The Assyrians, the Emperors of Constantinople, the Parthians, Scythians, Saxons, Chinese, and Danes all bore the serpent as a standard, and among the spoils taken by Aurelian from Zenobia were such standards, Persici Dracones. The Persians represented Ormuzd and Ahriman by two serpents, contending for the mundane egg. Mithras is represented with a lion’s head and human body, encircled by a serpent. In the Sadder is this precept: “When you kill serpents, you will repeat the Zend-Avesta, and thence you will obtain great merit; for it is the same as if you had killed so many devils.”

Serpents encircling rings and globes, and issuing from globes, are common in the Persian, Egyptian, Chinese, and Indian monuments. Vishnu is represented reposing on a coiled serpent, whose folds form a canopy over him. Mahadeva is represented with a snake around his neck, one around his hair, and armlets of serpents on both arms. Bhairava sits on the coils of a serpent, whose head rises above his own. Parvati has snakes about her neck and waist. Vishnu is the Preserving Spirit, Mahadeva is Siva, the Evil Principle, Bhairava is his son, and Parvati his consort. The King of Evil Demons was called in Hindu_ Mythology, Naga, the King of Serpents, in which name we trace the Hebrew Nachash, serpent.

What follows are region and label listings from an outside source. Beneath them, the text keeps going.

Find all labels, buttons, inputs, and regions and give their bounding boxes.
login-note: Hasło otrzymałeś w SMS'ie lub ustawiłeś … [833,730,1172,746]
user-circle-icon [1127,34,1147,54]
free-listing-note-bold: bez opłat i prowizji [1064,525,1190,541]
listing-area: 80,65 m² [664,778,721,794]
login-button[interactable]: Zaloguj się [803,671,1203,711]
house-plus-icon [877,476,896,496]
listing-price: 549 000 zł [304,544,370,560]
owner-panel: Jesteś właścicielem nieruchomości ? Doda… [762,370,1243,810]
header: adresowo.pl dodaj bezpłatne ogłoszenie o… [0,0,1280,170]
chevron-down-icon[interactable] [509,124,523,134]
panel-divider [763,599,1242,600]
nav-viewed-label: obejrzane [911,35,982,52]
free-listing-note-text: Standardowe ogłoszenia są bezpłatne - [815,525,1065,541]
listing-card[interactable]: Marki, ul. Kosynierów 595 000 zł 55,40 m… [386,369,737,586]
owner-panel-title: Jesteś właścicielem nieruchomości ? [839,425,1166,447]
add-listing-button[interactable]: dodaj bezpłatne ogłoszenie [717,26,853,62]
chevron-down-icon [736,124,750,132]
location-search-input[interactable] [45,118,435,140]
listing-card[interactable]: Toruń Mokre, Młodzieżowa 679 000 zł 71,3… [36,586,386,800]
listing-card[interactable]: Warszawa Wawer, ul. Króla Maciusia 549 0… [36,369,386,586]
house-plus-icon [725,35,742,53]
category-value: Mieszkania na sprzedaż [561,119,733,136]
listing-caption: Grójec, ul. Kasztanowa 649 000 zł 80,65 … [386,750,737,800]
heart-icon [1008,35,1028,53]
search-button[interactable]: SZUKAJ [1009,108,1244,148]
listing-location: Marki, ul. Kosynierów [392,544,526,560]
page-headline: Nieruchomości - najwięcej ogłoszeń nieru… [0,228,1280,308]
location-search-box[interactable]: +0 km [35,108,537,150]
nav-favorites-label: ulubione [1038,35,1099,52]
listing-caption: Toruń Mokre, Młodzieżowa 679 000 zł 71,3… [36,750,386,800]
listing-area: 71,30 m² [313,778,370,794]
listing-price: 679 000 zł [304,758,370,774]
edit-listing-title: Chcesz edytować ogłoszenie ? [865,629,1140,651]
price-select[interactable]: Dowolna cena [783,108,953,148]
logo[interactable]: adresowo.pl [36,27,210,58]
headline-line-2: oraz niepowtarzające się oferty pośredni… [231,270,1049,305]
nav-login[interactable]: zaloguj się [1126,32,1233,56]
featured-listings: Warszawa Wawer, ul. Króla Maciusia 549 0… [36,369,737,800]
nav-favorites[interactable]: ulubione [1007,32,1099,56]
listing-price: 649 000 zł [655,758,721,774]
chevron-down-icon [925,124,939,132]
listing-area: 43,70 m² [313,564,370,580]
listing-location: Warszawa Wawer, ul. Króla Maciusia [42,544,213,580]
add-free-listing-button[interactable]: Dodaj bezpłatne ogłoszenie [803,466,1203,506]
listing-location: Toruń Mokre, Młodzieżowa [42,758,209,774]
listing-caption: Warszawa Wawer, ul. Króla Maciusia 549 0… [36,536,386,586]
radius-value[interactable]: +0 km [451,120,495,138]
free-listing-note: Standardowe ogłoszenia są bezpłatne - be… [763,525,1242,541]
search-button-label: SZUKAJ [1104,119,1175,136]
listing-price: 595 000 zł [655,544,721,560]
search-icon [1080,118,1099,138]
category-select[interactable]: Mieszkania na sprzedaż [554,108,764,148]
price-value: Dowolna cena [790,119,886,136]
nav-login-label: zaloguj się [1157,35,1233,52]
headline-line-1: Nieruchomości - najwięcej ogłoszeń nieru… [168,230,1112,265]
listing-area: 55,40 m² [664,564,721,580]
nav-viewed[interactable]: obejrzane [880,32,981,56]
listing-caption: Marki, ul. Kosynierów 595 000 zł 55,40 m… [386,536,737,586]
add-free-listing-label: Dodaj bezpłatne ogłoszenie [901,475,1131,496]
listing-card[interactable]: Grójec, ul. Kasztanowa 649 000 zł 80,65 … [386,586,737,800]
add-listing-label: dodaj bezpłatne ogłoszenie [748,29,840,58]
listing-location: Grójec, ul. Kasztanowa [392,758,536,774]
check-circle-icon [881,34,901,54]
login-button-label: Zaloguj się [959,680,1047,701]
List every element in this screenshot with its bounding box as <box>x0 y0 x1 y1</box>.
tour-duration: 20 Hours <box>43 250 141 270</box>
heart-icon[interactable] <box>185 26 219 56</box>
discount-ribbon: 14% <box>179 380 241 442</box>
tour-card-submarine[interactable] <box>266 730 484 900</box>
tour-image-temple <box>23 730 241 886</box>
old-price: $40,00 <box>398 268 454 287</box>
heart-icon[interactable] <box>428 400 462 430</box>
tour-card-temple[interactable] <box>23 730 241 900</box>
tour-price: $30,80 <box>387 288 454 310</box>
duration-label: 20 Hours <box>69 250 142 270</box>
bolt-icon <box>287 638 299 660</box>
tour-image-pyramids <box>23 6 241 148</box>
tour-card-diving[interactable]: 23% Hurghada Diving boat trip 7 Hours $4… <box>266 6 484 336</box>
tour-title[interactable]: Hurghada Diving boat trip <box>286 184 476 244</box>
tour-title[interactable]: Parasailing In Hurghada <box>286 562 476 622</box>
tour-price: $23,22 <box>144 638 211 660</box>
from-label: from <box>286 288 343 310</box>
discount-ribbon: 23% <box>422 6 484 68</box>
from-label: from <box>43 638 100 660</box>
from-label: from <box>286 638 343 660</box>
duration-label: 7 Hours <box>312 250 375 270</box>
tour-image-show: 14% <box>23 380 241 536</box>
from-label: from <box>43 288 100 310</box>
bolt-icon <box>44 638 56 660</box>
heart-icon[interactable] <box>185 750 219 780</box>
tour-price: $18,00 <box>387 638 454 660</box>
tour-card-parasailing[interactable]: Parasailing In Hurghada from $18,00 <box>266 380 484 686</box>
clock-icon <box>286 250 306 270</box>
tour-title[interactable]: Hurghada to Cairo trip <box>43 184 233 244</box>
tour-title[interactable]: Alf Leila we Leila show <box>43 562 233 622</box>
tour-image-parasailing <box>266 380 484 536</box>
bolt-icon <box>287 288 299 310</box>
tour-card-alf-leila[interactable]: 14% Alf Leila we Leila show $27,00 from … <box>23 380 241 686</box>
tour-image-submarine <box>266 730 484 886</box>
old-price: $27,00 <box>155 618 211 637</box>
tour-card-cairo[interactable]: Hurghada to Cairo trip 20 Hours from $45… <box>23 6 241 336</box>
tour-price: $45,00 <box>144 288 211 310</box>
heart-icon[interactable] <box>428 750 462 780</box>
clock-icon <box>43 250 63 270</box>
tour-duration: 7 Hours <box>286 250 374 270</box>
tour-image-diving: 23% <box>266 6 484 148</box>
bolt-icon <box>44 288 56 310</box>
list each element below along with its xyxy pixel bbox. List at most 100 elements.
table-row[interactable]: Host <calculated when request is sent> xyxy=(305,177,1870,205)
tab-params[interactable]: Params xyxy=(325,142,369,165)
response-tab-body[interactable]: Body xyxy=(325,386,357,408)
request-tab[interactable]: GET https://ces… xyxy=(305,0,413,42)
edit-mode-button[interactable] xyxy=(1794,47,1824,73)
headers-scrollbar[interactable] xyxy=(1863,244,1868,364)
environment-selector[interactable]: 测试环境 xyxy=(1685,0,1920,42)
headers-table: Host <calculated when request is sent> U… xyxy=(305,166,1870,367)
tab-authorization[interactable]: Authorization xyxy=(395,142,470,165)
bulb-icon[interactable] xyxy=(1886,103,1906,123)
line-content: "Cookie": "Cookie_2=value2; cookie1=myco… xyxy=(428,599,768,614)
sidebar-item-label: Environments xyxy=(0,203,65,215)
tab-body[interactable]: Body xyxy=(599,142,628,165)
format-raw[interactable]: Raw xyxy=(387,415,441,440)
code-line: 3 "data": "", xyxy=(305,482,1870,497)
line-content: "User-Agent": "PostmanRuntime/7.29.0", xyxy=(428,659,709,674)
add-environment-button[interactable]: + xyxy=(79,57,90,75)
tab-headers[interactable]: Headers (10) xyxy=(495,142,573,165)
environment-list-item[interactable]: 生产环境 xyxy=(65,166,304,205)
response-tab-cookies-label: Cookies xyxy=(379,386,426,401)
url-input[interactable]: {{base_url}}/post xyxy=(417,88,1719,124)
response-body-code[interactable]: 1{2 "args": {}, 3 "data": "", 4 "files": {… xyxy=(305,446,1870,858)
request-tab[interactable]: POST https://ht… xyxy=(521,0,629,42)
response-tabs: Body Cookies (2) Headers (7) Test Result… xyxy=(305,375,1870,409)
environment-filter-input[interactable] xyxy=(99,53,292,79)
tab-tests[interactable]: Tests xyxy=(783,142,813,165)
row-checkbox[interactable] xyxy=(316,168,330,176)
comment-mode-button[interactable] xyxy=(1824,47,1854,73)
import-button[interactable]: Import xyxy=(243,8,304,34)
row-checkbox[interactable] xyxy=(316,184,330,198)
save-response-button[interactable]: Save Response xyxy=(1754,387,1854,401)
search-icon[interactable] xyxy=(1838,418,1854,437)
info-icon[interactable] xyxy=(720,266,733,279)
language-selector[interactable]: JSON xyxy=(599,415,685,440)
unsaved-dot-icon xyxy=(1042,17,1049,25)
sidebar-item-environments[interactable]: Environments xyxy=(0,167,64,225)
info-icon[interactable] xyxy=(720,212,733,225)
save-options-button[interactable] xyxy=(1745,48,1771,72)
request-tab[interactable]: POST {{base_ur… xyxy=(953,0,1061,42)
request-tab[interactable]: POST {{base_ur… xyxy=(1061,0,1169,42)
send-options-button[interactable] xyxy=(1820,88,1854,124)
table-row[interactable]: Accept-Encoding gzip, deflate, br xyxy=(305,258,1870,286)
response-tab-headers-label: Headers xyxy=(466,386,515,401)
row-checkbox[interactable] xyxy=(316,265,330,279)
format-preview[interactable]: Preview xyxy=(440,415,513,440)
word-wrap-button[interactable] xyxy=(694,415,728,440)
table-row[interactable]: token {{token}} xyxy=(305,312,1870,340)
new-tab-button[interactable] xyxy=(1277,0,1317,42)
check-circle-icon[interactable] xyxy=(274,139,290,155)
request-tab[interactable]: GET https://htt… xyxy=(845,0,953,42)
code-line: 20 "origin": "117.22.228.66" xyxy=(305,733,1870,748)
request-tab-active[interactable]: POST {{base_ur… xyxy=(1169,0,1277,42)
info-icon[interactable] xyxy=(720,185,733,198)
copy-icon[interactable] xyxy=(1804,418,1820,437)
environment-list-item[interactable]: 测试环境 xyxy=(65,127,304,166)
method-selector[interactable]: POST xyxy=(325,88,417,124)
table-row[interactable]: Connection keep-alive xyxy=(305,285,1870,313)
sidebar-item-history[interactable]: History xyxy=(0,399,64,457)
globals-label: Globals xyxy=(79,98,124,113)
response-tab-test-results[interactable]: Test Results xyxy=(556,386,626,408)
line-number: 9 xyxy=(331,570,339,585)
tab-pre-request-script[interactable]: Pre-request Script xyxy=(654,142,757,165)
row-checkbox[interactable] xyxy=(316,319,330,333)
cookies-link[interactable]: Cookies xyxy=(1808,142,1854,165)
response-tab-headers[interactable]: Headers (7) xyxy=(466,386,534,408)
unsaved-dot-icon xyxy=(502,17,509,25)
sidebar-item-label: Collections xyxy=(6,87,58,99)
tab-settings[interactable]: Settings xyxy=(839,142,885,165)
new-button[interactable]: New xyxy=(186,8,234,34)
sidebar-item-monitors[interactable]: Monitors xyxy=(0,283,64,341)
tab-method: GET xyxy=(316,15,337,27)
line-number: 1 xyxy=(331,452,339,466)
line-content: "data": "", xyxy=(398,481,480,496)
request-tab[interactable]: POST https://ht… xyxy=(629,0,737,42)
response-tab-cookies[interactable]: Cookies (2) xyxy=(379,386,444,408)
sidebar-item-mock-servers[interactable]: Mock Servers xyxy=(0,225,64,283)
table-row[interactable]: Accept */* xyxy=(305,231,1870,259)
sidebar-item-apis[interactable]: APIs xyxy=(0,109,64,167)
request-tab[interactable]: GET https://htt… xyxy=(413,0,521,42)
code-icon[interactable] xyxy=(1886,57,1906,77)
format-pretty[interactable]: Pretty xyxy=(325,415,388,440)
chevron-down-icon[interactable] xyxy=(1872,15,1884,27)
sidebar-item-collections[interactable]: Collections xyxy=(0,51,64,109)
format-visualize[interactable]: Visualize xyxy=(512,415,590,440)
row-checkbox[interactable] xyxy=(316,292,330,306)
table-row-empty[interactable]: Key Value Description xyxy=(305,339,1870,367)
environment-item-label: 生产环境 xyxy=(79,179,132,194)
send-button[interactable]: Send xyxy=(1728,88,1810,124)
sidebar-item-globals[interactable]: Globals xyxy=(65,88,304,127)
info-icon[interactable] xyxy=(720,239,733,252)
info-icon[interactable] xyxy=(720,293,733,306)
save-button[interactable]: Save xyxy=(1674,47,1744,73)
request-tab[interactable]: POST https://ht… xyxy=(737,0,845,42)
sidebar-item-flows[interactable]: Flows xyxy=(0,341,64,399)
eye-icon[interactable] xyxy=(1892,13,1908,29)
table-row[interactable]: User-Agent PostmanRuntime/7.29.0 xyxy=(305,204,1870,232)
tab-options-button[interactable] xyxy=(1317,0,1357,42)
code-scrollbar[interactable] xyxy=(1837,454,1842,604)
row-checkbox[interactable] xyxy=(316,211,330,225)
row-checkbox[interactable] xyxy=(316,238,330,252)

In Cashmere were seven hundred places where carved images of serpents were worshipped; and in Thibet the great Chinese Dragon ornamented the Temples of the Grand Lama. In China, the dragon was the stamp and symbol of royalty, sculptured in all the Temples, blazoned on the furniture of the houses, and interwoven with the vestments of the chief nobility. The Emperor bears it as his armorial device; it is engraved on his sceptre and diadem, and on all the vases of the imperial palace. The Chinese believe that there is a dragon of extraordinary strength and sovereign power, in Heaven, in the air, on the waters, and on the mountains. The God Fohi is said to have had the form of a man, terminating in the tail of a snake, a combination to be more fully explained to you in a subsequent Degree.